Soil respiration plays an important role in regulating atmospheric carbon dioxide concentration and climate dynamics. Soils contain the largest terrestrial active carbon pool surpassing vegetation or the atmosphere. Soil organic carbon dynamics is related to vegetation cover, thus any manipulation of the soil such as land use change alter source or sink characteristics for atmospheric CO₂ and other green-house gases. The objective of this study was to investigate land cover effects on concentrations of soil carbon dioxide in a suburban neighborhood in Baltimore County, MD. Here the USDA Forest Service operates a CO₂ flux tower. Soil CO₂ concentration, soil temperature, and soil moisture were continuously collected from forest and grass, two common land cover types, in a temperate suburban landscape. Each were replicated three times. VAISALA CO₂ sensors, thermistors and moisture sensors were installed at six depths: soil surface, 2, 5, 10, 20, and 30 cm. The data was collected between May 2011 and February 2012. July was hot and dry and resulted in moderate drought conditions followed by the rainiest August-September of all time (66 cm) in 117 years. CO₂ concentrations at all six depths were consistently higher in the lawn soils compared to the forest soils, with the greatest difference highlighted at the deepest point of 30 cm. After moderate drought conditions in July, rainfall in late August as well as after larger storms of Hurricane Irene and Tropical Storm Lee, caused spikes or the "pulse effect" in soil CO₂ concentrations at all depths. These large storm events seemed to have a lasting effect on the soil CO₂ concentrations.
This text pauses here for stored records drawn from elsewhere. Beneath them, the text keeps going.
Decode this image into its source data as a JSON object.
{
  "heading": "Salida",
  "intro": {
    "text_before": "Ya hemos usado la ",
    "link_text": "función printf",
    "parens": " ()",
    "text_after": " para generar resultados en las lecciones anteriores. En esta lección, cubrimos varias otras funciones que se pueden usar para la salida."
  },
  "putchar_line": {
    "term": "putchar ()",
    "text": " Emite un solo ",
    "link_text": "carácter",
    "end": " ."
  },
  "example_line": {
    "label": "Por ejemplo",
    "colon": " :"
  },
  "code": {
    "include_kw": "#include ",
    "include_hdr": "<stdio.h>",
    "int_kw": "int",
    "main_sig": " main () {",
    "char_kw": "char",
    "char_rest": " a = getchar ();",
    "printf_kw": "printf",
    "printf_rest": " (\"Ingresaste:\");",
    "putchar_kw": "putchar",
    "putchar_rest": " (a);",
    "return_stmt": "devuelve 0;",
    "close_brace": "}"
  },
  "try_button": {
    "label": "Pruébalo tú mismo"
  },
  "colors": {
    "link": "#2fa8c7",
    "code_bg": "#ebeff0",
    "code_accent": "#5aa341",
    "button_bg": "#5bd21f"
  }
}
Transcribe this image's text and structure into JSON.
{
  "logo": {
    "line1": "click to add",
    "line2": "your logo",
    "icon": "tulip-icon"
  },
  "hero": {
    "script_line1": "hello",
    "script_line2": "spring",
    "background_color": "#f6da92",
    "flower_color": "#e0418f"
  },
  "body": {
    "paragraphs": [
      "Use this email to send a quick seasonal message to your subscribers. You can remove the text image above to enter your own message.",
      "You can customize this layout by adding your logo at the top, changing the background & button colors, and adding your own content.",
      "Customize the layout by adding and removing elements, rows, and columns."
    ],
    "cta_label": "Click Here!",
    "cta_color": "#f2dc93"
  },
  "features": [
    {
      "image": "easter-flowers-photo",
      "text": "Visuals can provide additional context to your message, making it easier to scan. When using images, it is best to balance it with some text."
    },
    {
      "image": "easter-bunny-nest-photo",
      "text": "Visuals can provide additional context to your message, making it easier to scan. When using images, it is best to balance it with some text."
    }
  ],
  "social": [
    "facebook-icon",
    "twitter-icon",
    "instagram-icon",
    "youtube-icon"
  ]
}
Using the standard chamber method, CO₂ efflux ranged from 3.32 x 10^-9 to 7.28 x 10^-8 m³ m^-2 s^-1 and 6.79 x 10^-9 to 1.45 x 10^-7 m³ m^-2 s^-1 for forest and grass, respectively. Continuous measurements are important to better understand soil CO₂ flux under different land cover and the impact of extreme events that are predicted to increase in frequency and intensity in the future.